Eamonn Fingleton of Forbes.com writes about how The Wall Street Journal will cover China now that the CEO of its parent company, Rupert Murdoch, is divorcing his China-born wife.
FIngelton writes, “Under Murdoch’s ownership (he bought the paper in 2007), the Journal has stuck with its tradition of making light of China’s refusal to play by the agreed rules of international trade. The result today is that America’s bilateral trade deficits with China have multiplied nearly ten-fold and typically run around $150 billion to $300 billion a year. All this is the more interesting for the fact that other nations do NOT have similar access problems in the Chinese market. Take Japan. With a workforce little more than one-third of America’s and an economy still badly discombobulated by the Tohoku earthquake, Japan last year exported about $180 billion worth of goods to China. That was more than 34 percent more than America sold. In per-capita terms, Japan’s exports ran three times America’s. Moreover – and this is where things get really depressing for the United States – most of what Japan has been selling to China consists of high-tech producers’ goods such as production machinery, advanced materials, and key components. By contrast America exports mainly low-level commodities, not least waste paper and scrap metal.

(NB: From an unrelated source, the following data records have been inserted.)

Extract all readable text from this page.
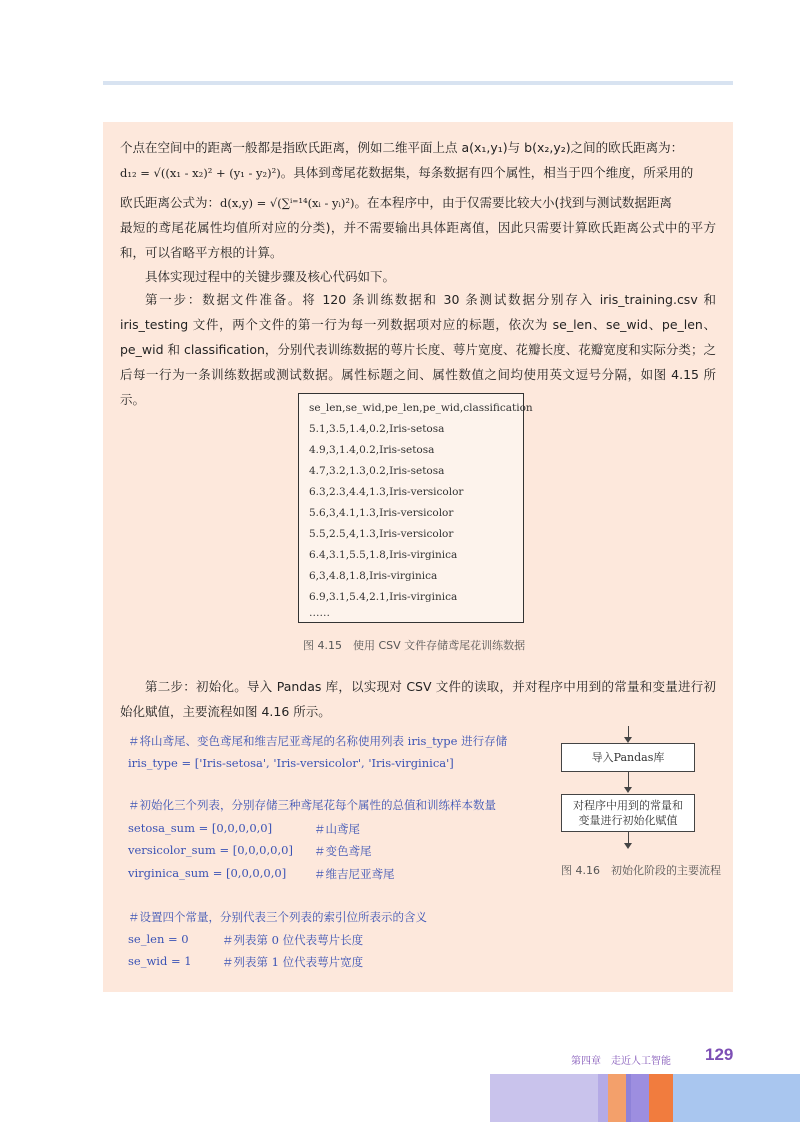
个点在空间中的距离一般都是指欧氏距离，例如二维平面上点 a(x₁,y₁)与 b(x₂,y₂)之间的欧氏距离为：

d₁₂ = √((x₁ - x₂)² + (y₁ - y₂)²)。具体到鸢尾花数据集，每条数据有四个属性，相当于四个维度，所采用的

欧氏距离公式为：d(x,y) = √(∑ⁱ⁼¹⁴(xᵢ - yᵢ)²)。在本程序中，由于仅需要比较大小(找到与测试数据距离

最短的鸢尾花属性均值所对应的分类)，并不需要输出具体距离值，因此只需要计算欧氏距离公式中的平方和，可以省略平方根的计算。

具体实现过程中的关键步骤及核心代码如下。

第一步：数据文件准备。将 120 条训练数据和 30 条测试数据分别存入 iris_training.csv 和 iris_testing 文件，两个文件的第一行为每一列数据项对应的标题，依次为 se_len、se_wid、pe_len、pe_wid 和 classification，分别代表训练数据的萼片长度、萼片宽度、花瓣长度、花瓣宽度和实际分类；之后每一行为一条训练数据或测试数据。属性标题之间、属性数值之间均使用英文逗号分隔，如图 4.15 所示。

se_len,se_wid,pe_len,pe_wid,classification
5.1,3.5,1.4,0.2,Iris-setosa
4.9,3,1.4,0.2,Iris-setosa
4.7,3.2,1.3,0.2,Iris-setosa
6.3,2.3,4.4,1.3,Iris-versicolor
5.6,3,4.1,1.3,Iris-versicolor
5.5,2.5,4,1.3,Iris-versicolor
6.4,3.1,5.5,1.8,Iris-virginica
6,3,4.8,1.8,Iris-virginica
6.9,3.1,5.4,2.1,Iris-virginica
……
图 4.15　使用 CSV 文件存储鸢尾花训练数据

第二步：初始化。导入 Pandas 库，以实现对 CSV 文件的读取，并对程序中用到的常量和变量进行初始化赋值，主要流程如图 4.16 所示。

＃将山鸢尾、变色鸢尾和维吉尼亚鸢尾的名称使用列表 iris_type 进行存储
iris_type = ['Iris-setosa', 'Iris-versicolor', 'Iris-virginica']
＃初始化三个列表，分别存储三种鸢尾花每个属性的总值和训练样本数量
setosa_sum = [0,0,0,0,0]	＃山鸢尾
versicolor_sum = [0,0,0,0,0] ＃变色鸢尾
virginica_sum = [0,0,0,0,0] ＃维吉尼亚鸢尾
＃设置四个常量，分别代表三个列表的索引位所表示的含义
se_len = 0	＃列表第 0 位代表萼片长度
se_wid = 1	＃列表第 1 位代表萼片宽度
导入Pandas库
对程序中用到的常量和
变量进行初始化赋值
图 4.16　初始化阶段的主要流程
第四章　走近人工智能 129
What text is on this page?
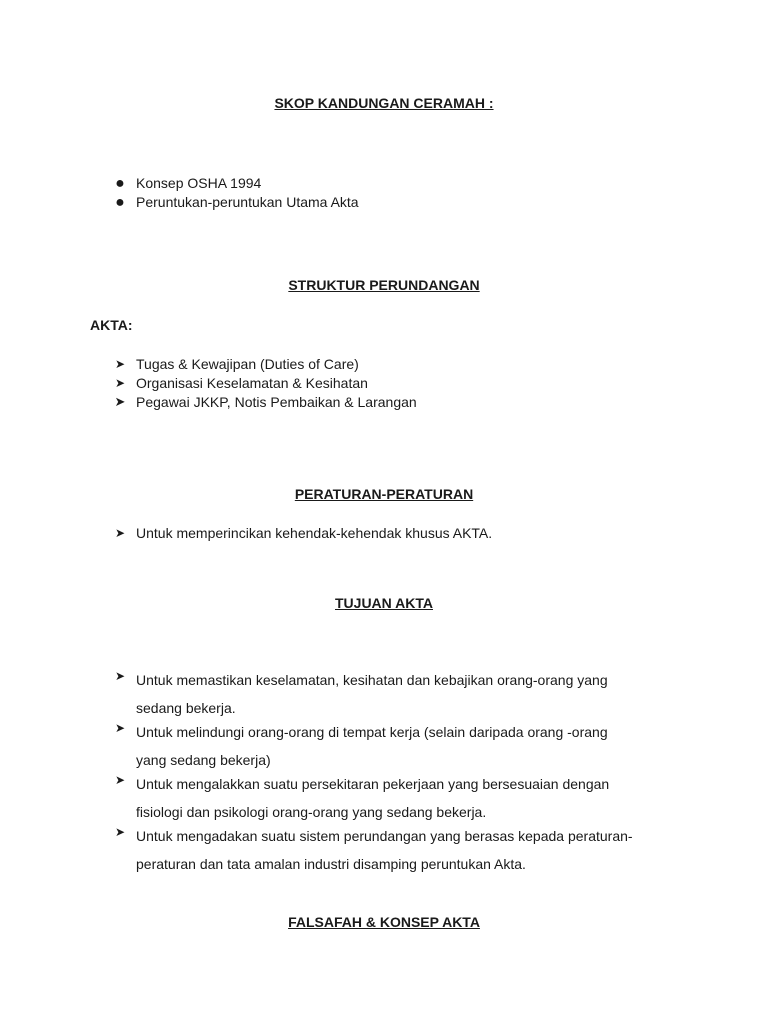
SKOP KANDUNGAN CERAMAH :
● Konsep OSHA 1994
● Peruntukan-peruntukan Utama Akta
STRUKTUR PERUNDANGAN

AKTA:

➤ Tugas & Kewajipan (Duties of Care)
➤ Organisasi Keselamatan & Kesihatan
➤ Pegawai JKKP, Notis Pembaikan & Larangan
PERATURAN-PERATURAN
➤ Untuk memperincikan kehendak-kehendak khusus AKTA.
TUJUAN AKTA
➤ Untuk memastikan keselamatan, kesihatan dan kebajikan orang-orang yang
sedang bekerja.
➤ Untuk melindungi orang-orang di tempat kerja (selain daripada orang -orang
yang sedang bekerja)
➤ Untuk mengalakkan suatu persekitaran pekerjaan yang bersesuaian dengan
fisiologi dan psikologi orang-orang yang sedang bekerja.
➤ Untuk mengadakan suatu sistem perundangan yang berasas kepada peraturan-
peraturan dan tata amalan industri disamping peruntukan Akta.
FALSAFAH & KONSEP AKTA
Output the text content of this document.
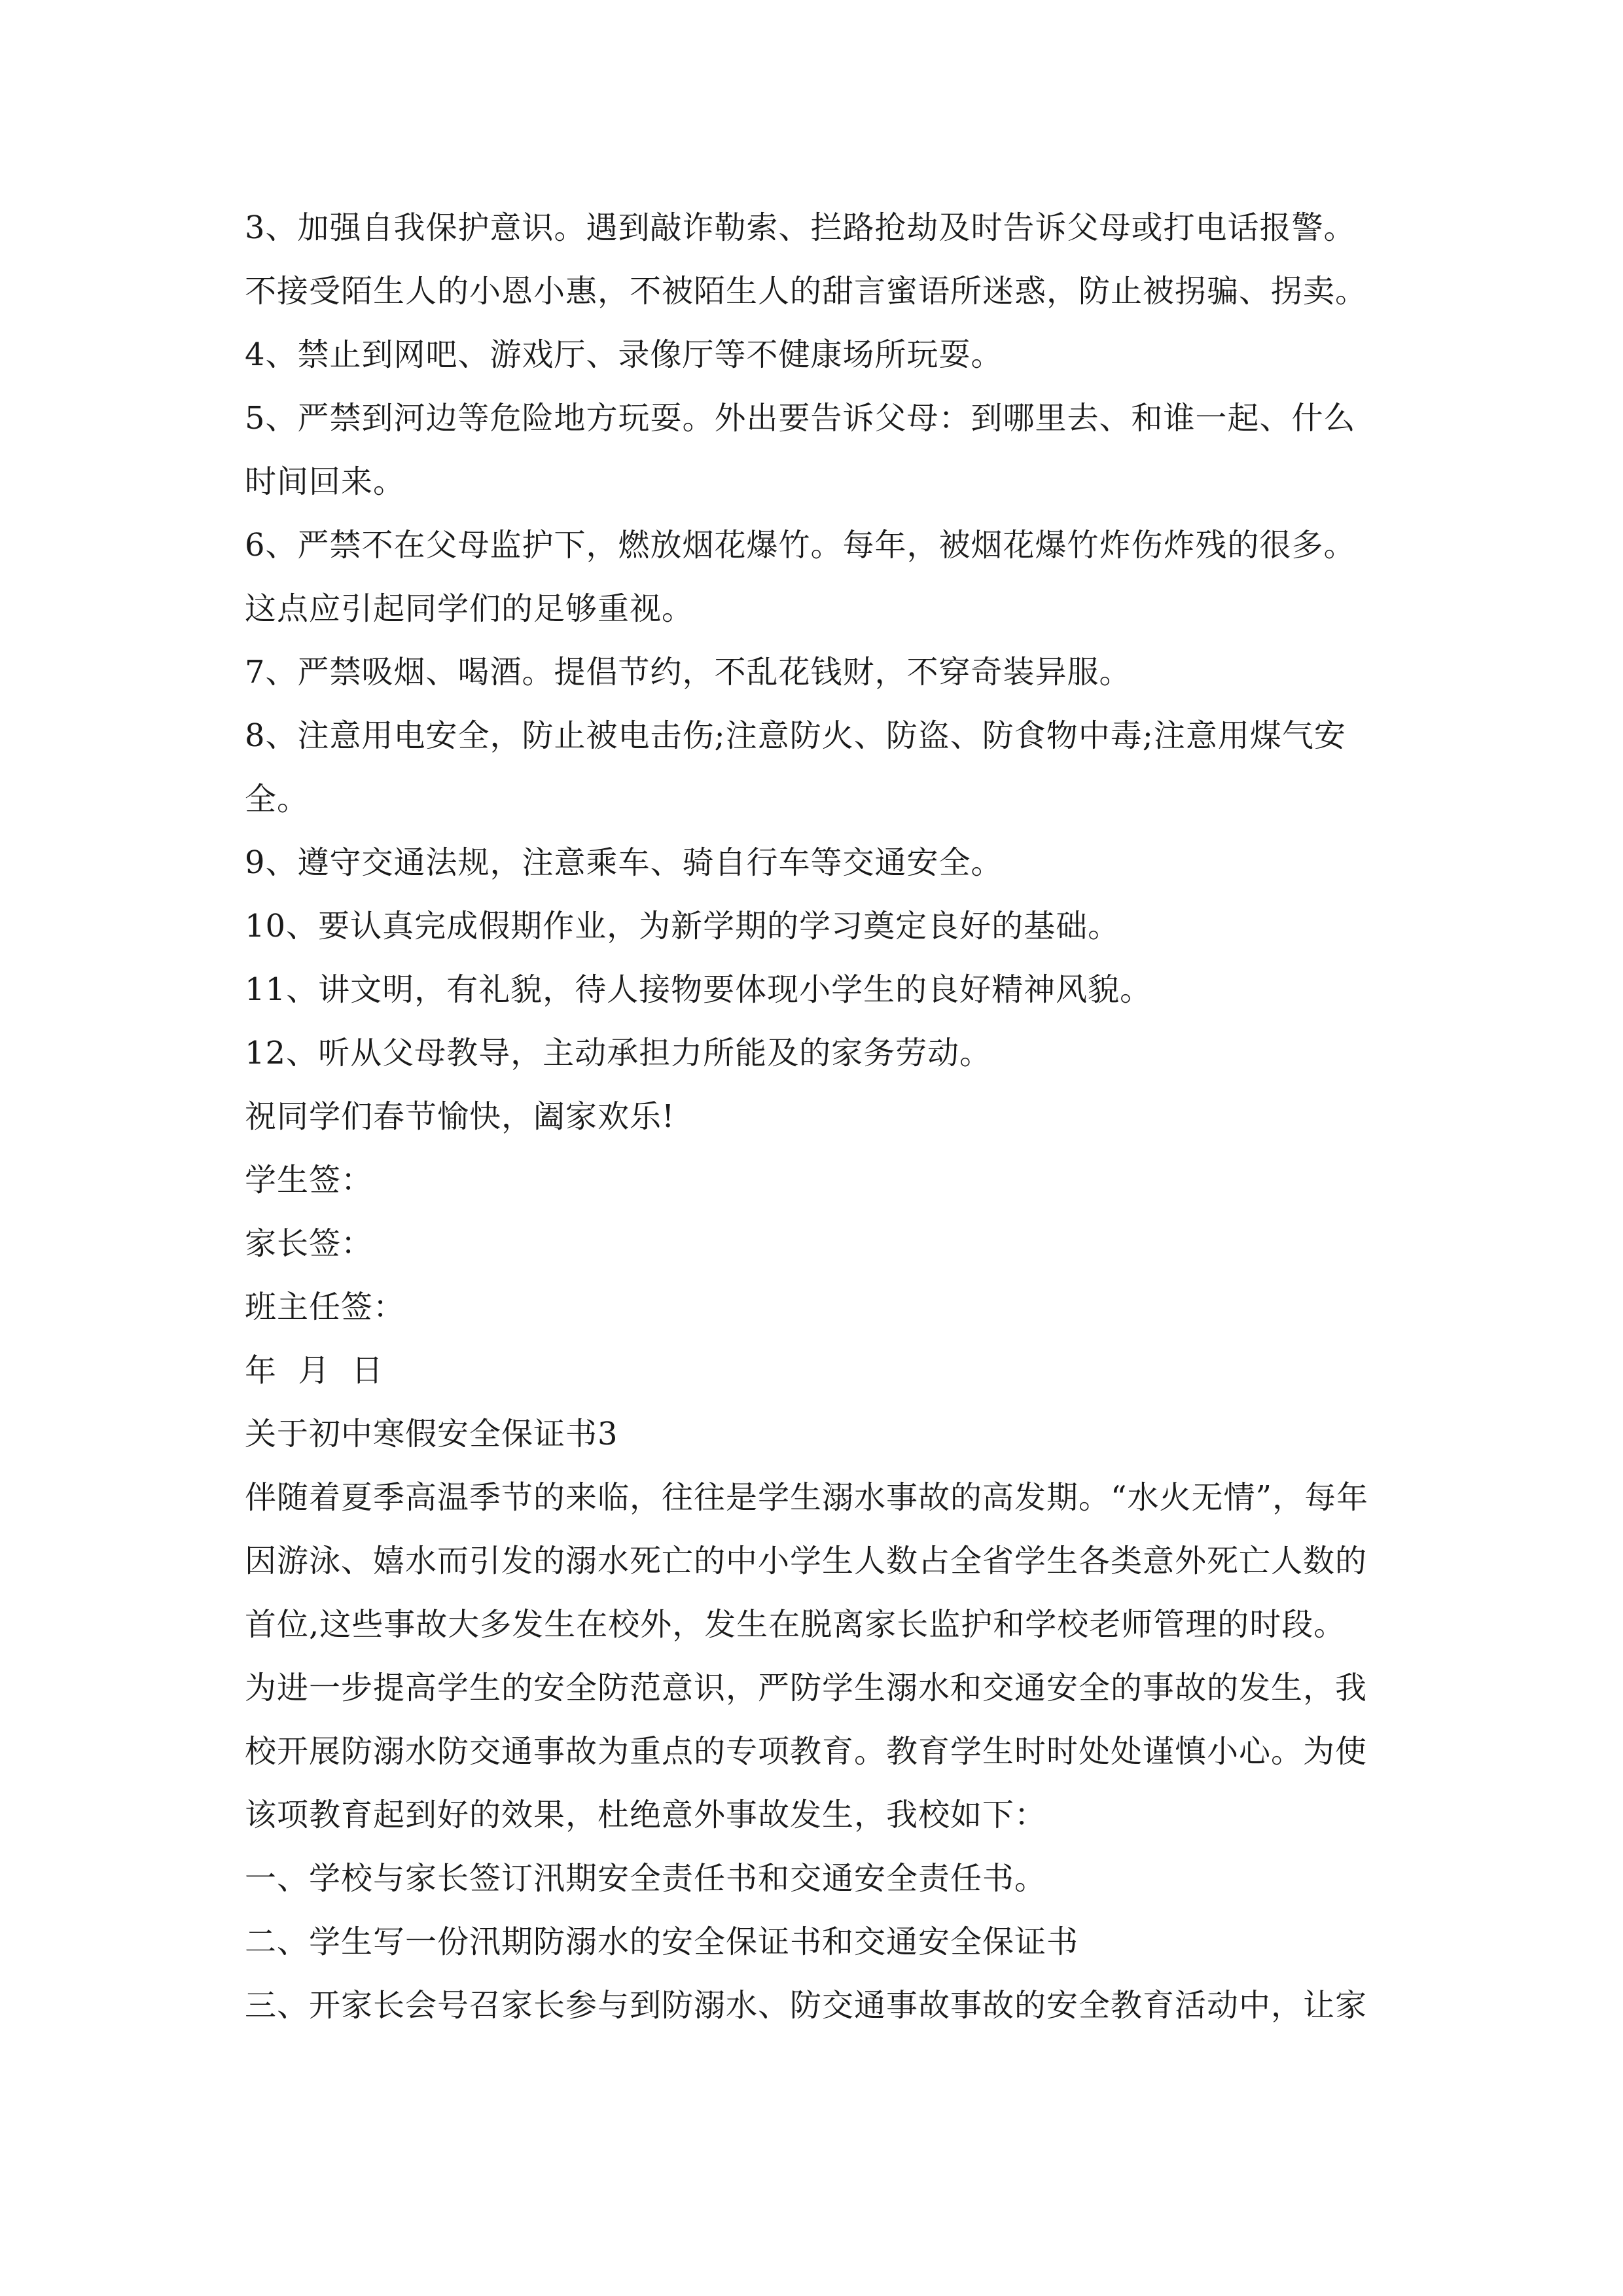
3、加强自我保护意识。遇到敲诈勒索、拦路抢劫及时告诉父母或打电话报警。
不接受陌生人的小恩小惠，不被陌生人的甜言蜜语所迷惑，防止被拐骗、拐卖。
4、禁止到网吧、游戏厅、录像厅等不健康场所玩耍。
5、严禁到河边等危险地方玩耍。外出要告诉父母：到哪里去、和谁一起、什么
时间回来。
6、严禁不在父母监护下，燃放烟花爆竹。每年，被烟花爆竹炸伤炸残的很多。
这点应引起同学们的足够重视。
7、严禁吸烟、喝酒。提倡节约，不乱花钱财，不穿奇装异服。
8、注意用电安全，防止被电击伤;注意防火、防盗、防食物中毒;注意用煤气安
全。
9、遵守交通法规，注意乘车、骑自行车等交通安全。
10、要认真完成假期作业，为新学期的学习奠定良好的基础。
11、讲文明，有礼貌，待人接物要体现小学生的良好精神风貌。
12、听从父母教导，主动承担力所能及的家务劳动。
祝同学们春节愉快，阖家欢乐!
学生签：
家长签：
班主任签：
年  月  日
关于初中寒假安全保证书3
伴随着夏季高温季节的来临，往往是学生溺水事故的高发期。“水火无情”，每年
因游泳、嬉水而引发的溺水死亡的中小学生人数占全省学生各类意外死亡人数的
首位,这些事故大多发生在校外，发生在脱离家长监护和学校老师管理的时段。
为进一步提高学生的安全防范意识，严防学生溺水和交通安全的事故的发生，我
校开展防溺水防交通事故为重点的专项教育。教育学生时时处处谨慎小心。为使
该项教育起到好的效果，杜绝意外事故发生，我校如下：
一、学校与家长签订汛期安全责任书和交通安全责任书。
二、学生写一份汛期防溺水的安全保证书和交通安全保证书
三、开家长会号召家长参与到防溺水、防交通事故事故的安全教育活动中，让家
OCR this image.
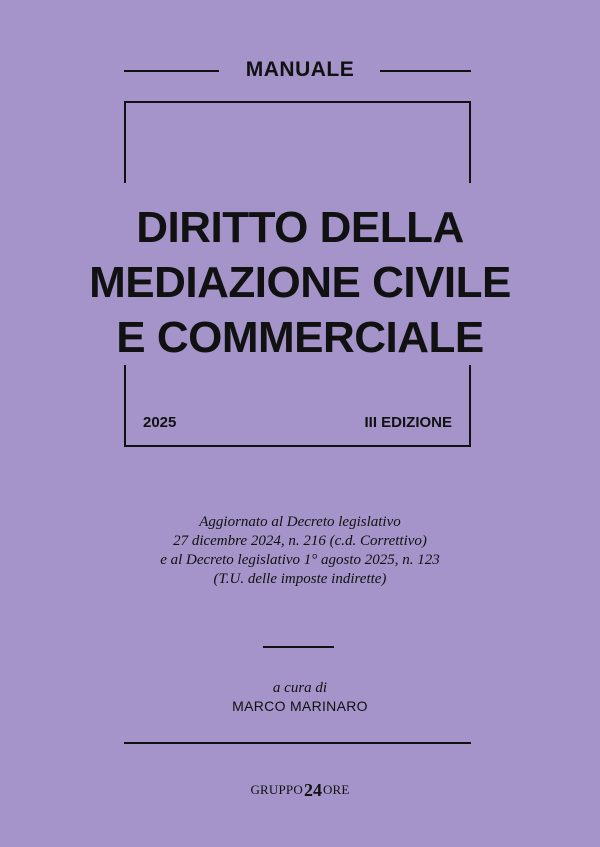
MANUALE
DIRITTO DELLA
MEDIAZIONE CIVILE
E COMMERCIALE
2025	III EDIZIONE
Aggiornato al Decreto legislativo
27 dicembre 2024, n. 216 (c.d. Correttivo)
e al Decreto legislativo 1° agosto 2025, n. 123
(T.U. delle imposte indirette)
a cura di
MARCO MARINARO
GRUPPO24ORE
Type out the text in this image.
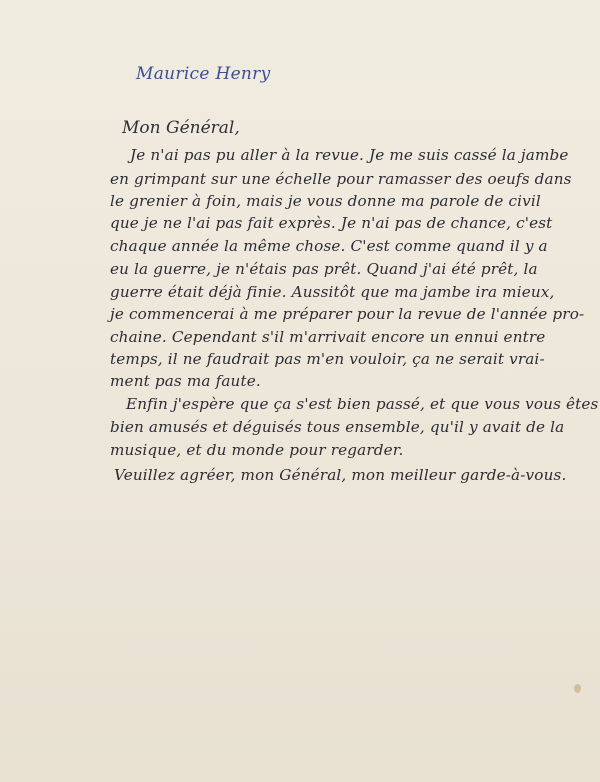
Maurice Henry
Mon Général,
Je n'ai pas pu aller à la revue. Je me suis cassé la jambe
en grimpant sur une échelle pour ramasser des oeufs dans
le grenier à foin, mais je vous donne ma parole de civil
que je ne l'ai pas fait exprès. Je n'ai pas de chance, c'est
chaque année la même chose. C'est comme quand il y a
eu la guerre, je n'étais pas prêt. Quand j'ai été prêt, la
guerre était déjà finie. Aussitôt que ma jambe ira mieux,
je commencerai à me préparer pour la revue de l'année pro-
chaine. Cependant s'il m'arrivait encore un ennui entre
temps, il ne faudrait pas m'en vouloir, ça ne serait vrai-
ment pas ma faute.
Enfin j'espère que ça s'est bien passé, et que vous vous êtes
bien amusés et déguisés tous ensemble, qu'il y avait de la
musique, et du monde pour regarder.
Veuillez agréer, mon Général, mon meilleur garde-à-vous.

“Part of the reason you don’t hear more about America’s China access problem is because such potential U.S. exporters as Apple, IBM, Google, and Microsoft fear retaliation from Beijing if they complain in public. This is a situation where the U.S. government should be doing the heavy lifting — and the media should be daily on the government’s case. No organization is in a better position to lead the charge than the Wall Street Journal. It is a pity therefore that America’s leading business newspaper continues — more than thirteen years after China’s entry to the World Trade Organization was agreed — to urge patience as China supposedly needs more time to get its act together. The time for patience is long gone as the success of other nations in penetrating the Chinese market makes clear. It is time to talk tough. Perhaps now that Wendi Deng no longer has the chairman’s ear, the Journal’s editors will begin to find their voice.”